Which Rivalries Will Survive the AAC Shuffle, and Which Won’t?Posted by CD Bradley on October 17th, 2013
Cincinnati, Memphis and Louisville have played each other for decades in a variety of conferences, but the survival of those rivalries may be in question when the Cardinals leave the two other behind in the AAC next year.
Memphis coach Josh Pastner and Louisville coach Rick Pitino announced at AAC media day Wednesday that the two schools will renew their rivalry after the Cardinals join the ACC next year. Memphis will visit Louisville in 2015-16, with the Cardinals visiting the Tigers the following season.
“Everyone talks about Duke-Carolina, I think Memphis-Louisville is as intense as any rival game of any sport in the country,” Pastner said. “I mean that. I just don’t think it gets the credit it deserves nationally about how intense the two fan bases are because it’s two of the best fan bases in the country.”
No such announcement came regarding the Louisville-Cincinnati rivalry. Bearcats coach Mick Cronin said Wednesday that the ball was in Louisville’s court.
“It’s just kind of in a holding pattern right now,” Cronin said. “We’re in different situations. I want to play because we need to beef up our non-league schedule, so it’s an easier call for me right now.”
Louisville has played more games against the Bearcats (97) and Tigers (87) than any other school in its long and illustrious history. The trio first shared conference affiliation in the Missouri Valley Conference in the 1960s; they later teamed up in the Metro Conference and Conference USA throughout the modern era.

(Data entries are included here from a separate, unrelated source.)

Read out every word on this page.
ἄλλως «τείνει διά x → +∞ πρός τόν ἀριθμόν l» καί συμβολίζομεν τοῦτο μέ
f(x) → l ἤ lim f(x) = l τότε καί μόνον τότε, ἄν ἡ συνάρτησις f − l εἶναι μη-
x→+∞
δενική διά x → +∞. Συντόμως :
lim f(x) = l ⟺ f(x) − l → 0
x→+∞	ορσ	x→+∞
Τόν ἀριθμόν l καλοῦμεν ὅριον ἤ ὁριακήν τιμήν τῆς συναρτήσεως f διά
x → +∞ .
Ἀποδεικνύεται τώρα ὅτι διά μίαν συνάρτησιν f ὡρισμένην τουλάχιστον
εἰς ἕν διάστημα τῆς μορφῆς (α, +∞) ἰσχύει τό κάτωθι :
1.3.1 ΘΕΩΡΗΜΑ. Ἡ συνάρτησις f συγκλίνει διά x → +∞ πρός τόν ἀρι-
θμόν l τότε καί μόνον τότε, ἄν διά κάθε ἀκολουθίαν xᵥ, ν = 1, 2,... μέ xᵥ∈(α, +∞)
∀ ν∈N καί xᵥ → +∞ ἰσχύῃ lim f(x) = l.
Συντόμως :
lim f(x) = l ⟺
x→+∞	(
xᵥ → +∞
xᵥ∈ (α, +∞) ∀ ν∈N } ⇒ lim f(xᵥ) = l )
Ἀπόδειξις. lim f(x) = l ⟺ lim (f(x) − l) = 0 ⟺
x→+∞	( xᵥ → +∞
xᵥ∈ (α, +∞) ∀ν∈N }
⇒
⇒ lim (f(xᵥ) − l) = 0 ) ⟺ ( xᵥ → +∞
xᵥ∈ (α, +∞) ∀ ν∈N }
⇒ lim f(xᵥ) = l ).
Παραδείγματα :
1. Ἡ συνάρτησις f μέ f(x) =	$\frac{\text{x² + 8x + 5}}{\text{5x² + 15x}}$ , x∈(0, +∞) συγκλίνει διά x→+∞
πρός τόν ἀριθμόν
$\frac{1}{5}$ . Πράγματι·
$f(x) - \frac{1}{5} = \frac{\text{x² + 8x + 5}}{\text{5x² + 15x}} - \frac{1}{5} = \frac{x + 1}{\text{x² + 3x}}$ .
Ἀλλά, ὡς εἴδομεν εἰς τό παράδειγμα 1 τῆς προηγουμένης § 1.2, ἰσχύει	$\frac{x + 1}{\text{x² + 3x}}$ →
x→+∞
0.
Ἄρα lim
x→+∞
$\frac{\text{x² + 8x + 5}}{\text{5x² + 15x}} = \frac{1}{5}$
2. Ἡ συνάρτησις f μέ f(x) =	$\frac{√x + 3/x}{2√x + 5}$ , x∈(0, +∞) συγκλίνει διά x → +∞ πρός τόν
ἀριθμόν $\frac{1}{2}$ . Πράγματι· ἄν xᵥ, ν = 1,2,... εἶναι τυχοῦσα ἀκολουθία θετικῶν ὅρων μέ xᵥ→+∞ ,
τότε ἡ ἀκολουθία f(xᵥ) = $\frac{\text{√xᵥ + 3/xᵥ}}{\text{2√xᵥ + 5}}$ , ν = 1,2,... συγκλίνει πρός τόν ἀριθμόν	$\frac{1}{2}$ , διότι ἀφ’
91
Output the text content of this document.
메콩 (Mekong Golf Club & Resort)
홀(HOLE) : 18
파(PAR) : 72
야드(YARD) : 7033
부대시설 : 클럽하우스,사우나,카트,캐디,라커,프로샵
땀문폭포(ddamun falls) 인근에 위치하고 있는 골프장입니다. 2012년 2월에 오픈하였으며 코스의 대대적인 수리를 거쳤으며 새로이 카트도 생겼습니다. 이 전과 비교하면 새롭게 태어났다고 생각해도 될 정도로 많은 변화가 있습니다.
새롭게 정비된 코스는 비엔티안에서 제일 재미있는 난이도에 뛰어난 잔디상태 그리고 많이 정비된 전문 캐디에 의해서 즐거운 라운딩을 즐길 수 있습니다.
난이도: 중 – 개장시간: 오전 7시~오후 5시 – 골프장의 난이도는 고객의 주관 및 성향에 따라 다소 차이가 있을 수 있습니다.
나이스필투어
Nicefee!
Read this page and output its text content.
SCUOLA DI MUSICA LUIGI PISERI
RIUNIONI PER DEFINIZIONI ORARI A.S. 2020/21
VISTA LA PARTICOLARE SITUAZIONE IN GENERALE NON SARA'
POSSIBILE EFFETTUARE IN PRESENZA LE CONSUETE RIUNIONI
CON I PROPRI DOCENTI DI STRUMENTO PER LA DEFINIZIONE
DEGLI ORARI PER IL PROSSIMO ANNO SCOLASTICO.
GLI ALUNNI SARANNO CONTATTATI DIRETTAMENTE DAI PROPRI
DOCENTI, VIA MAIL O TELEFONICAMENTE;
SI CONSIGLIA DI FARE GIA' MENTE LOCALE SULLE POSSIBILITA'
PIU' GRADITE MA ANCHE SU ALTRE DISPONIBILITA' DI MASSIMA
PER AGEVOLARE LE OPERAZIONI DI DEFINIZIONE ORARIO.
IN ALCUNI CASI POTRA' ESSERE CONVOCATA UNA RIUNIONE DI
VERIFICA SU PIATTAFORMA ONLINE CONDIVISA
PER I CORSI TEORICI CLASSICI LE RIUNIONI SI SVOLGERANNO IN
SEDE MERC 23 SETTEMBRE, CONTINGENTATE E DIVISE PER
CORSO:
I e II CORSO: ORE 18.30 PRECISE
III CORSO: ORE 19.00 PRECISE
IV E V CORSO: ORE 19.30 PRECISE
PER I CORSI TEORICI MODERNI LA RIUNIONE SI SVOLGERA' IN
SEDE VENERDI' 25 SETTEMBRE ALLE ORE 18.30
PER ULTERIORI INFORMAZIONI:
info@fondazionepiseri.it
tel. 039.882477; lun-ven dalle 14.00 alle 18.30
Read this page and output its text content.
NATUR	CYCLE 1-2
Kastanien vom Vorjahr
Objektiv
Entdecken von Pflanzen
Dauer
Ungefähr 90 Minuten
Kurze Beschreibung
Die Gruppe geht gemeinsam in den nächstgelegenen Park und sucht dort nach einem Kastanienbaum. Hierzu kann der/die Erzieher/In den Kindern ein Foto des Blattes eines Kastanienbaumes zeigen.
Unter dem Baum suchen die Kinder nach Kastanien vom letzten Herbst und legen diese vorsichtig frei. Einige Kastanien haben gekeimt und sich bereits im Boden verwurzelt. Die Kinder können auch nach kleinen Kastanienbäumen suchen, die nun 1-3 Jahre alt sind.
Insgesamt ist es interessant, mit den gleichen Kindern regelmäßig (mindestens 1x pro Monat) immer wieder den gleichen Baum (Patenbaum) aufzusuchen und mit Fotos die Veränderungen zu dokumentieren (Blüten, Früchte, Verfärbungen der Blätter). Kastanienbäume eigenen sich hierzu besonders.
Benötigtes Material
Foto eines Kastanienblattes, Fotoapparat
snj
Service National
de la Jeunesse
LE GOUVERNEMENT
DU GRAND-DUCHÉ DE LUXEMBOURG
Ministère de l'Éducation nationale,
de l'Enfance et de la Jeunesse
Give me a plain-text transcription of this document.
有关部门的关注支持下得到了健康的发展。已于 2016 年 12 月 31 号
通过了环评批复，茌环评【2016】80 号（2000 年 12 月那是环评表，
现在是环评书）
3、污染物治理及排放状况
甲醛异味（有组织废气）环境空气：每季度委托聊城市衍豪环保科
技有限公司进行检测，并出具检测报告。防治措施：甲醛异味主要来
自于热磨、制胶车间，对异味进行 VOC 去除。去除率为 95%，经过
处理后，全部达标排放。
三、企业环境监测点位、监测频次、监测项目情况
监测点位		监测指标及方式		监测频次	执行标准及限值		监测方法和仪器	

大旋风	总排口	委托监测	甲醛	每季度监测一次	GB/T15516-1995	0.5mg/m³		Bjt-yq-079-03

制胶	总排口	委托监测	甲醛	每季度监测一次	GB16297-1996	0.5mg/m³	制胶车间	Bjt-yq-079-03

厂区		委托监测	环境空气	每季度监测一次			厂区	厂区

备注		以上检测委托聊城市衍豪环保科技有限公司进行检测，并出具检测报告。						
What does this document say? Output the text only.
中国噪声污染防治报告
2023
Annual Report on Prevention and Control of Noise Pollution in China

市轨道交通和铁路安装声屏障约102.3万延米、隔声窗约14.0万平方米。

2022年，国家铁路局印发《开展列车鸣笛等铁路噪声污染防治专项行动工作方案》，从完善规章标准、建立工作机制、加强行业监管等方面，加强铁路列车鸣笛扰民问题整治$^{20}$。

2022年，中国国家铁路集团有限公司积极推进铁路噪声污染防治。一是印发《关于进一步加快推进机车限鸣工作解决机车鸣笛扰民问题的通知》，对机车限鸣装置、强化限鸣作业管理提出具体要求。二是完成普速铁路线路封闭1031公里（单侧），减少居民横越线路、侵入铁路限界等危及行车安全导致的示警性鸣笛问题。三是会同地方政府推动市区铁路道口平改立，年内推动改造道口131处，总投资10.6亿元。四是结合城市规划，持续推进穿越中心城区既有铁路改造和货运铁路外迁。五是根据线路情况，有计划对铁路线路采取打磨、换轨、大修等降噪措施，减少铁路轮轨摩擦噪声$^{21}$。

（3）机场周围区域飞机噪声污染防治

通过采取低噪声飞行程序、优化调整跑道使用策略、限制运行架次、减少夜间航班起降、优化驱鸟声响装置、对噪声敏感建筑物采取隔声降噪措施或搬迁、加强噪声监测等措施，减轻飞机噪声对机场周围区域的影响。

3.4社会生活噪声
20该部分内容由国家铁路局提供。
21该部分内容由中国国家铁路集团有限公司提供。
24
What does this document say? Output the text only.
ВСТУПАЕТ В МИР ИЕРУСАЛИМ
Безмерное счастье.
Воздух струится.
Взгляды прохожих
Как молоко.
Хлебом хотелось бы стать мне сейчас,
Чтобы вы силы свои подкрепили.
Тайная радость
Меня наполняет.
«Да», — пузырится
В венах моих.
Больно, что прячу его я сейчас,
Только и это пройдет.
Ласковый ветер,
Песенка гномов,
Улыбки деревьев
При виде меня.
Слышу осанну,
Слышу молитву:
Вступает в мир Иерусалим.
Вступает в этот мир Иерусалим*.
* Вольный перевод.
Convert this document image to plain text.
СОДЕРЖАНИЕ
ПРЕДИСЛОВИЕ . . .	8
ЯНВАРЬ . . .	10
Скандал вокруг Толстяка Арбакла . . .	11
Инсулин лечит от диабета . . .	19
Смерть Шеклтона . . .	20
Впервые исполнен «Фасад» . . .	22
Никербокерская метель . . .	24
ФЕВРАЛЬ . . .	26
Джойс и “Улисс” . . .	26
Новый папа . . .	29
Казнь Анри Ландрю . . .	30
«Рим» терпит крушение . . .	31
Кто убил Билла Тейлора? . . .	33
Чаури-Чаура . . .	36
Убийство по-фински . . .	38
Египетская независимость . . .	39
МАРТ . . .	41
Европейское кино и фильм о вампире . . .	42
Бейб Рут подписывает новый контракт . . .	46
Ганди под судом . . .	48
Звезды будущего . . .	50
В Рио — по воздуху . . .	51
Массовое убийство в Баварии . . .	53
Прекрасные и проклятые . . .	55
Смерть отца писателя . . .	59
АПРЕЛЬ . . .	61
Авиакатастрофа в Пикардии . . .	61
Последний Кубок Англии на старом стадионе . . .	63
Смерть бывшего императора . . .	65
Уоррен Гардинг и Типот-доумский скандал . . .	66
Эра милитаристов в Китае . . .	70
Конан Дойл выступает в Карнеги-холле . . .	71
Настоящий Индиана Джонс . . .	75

Memphis and Cincinnati were also co-members of the Great Midwest before joining Conference USA; Louisville and Cincinnati left that league for the Big East in 2005.
Pitino cited the fact that Memphis made the first request as the reason for that deal getting consummated, but Cronin countered that the Louisville-Memphis rivalry actually renewed two years ago, when the Cardinals and Bearcats shared a league and had no reason to discuss a non-conference game. Several other reasons for Pitino’s reticence suggest themselves. First, the Cardinals have a few major non-conference fixtures. Louisville, of course, maintains an annual rivalry game with Kentucky. It will reportedly play Indiana in the 2014 Jimmy V Classic, and the schools have discussed a home-and-home series as well. Pitino publicly lobbied for the Big East to add Memphis, and told Andy Katz this summer that the two schools would continue playing.
Second is the relationship between Pitino and Cronin. Cronin, a former Pitino assistant at Louisville, cites the Louisville coach as a major influence on his career. They remain close. And while Pitino has denied that coaching against former colleagues bothers him, perhaps his closest protege, Florida’s Billy Donovan, talked about the nature of those games on the eve of facing Pitino for a spot in the 2012 Final Four. “I think when you’re in this profession — for me, now close to 25 years — you have situations,” Donovan said. “Whether it’s former assistants like John Pelphrey and Anthony Grant, who were in the SEC, Coach Pitino several years ago having to go out to Arizona State and play against Herb Sendek, those are hard games, because of such a close relationship.”
Perhaps Pitino would rather avoid those emotionally tough games, when he has equally attractive options that lack such difficulty?
As for Cincinnati, it still has the Crosstown Classic with Xavier. It otherwise lacks regular regional rivalries, with Ohio State’s steadfast refusal to renew their intrastate showdown the most frustrating. It also hasn’t played Kentucky since 2005, Indiana since 1993 or West Virginia since the latter left the Big East before last season.